А уж с Венькой Рысиным он встретится сразу. Тот наверняка сообщит ему, что со всей техникой их уже переселили — перебросили на новый участок — Дальнюю гору. Говорят, руды там уйма, на три века хватит, успевай грузи! Ну что ж, Дальняя так Дальняя! Вот только, работая, смотреть теперь придется не на город — он останется за спиной, а в степь, лицом к еле заметному горизонту, прячущемуся под огромными белыми облаками. И все будет на месте: степь упрется в рыжие отвалы руды, в чаше котлована завозятся экскаваторы, и душу наполнит рабочий гром.

Под железный дробный перестук колес, в дреме Ивану Пылаеву видится, что стоят они с Натальей на самой вершине родной горы, над Железным городом, который весь объят дымами и дышит трудно, размеренно и торжественно. Весь он наполнен всплесками огненных языков из мартеновских труб, житейской суетой трезвонящих трамваев, печалью немых поясов шлаковых насыпей на побережье древней реки. Стоят они с Натальей над степным простором, где на земной тверди раскинул многооконные дома-дворцы новый, строго слаженный город, стоят над страной, которую по сердечному рабочему призванию и долгу им украшать и крепить.

Он слышит Натальин голос, восторженный Натальин голос. Это она раскинула руки и глотает ветер:

— Ой, славно-то как!

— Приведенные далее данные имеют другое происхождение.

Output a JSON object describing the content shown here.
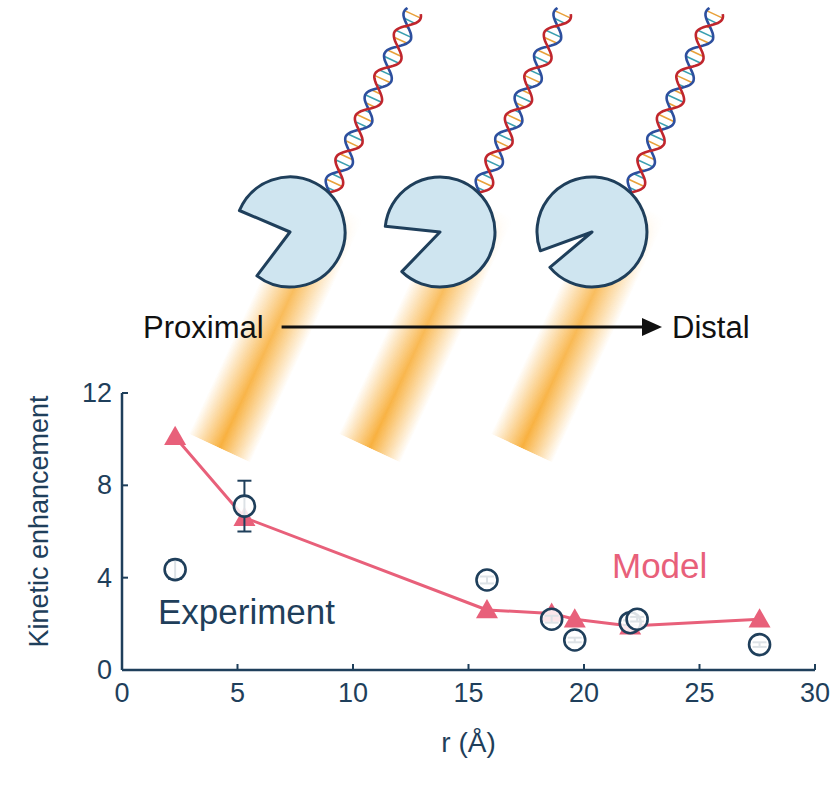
{
  "chart_data": {
    "type": "scatter",
    "x_label": "r (Å)",
    "y_label": "Kinetic enhancement",
    "annotations": [
      "Proximal",
      "Distal"
    ],
    "xlim": [
      0,
      30
    ],
    "xticks": [
      0,
      5,
      10,
      15,
      20,
      25,
      30
    ],
    "ylim": [
      0,
      12
    ],
    "yticks": [
      0,
      4,
      8,
      12
    ],
    "series": [
      {
        "name": "Experiment",
        "type": "scatter",
        "marker": "circle",
        "color": "#1f3f5b",
        "x": [
          2.3,
          5.3,
          15.8,
          18.6,
          19.6,
          22.0,
          22.3,
          27.6
        ],
        "values": [
          4.35,
          7.1,
          3.9,
          2.2,
          1.3,
          2.05,
          2.2,
          1.1
        ],
        "errors": [
          0.4,
          1.1,
          0.15,
          0.15,
          0.1,
          0.1,
          0.1,
          0.1
        ]
      },
      {
        "name": "Model",
        "type": "line",
        "marker": "triangle",
        "color": "#e8607a",
        "x": [
          2.3,
          5.3,
          15.8,
          18.6,
          19.6,
          22.0,
          27.6
        ],
        "values": [
          10.1,
          6.6,
          2.6,
          2.45,
          2.2,
          1.9,
          2.2
        ]
      }
    ]
  }
}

Не надышусь… А то вот век прожила бы — на эту красоту и не поглядела!

Там вдали за степью, закрывая горизонт, поднимается к небу прозрачная голубая гряда Уральских гор, а здесь под ногами бьется толчками электровозов, скрежетом экскаваторов гора-кормилица с рудой в утробе, бог весть когда вставшая из глубин земли железной броней. По другому боку горы в лощине — березовая чаща. Наталья смотрит да белые стволы, гладит шелк бересты и смеется:

— Светло-то как! А я словно невеста… Вот какой ты мне день-то подарил!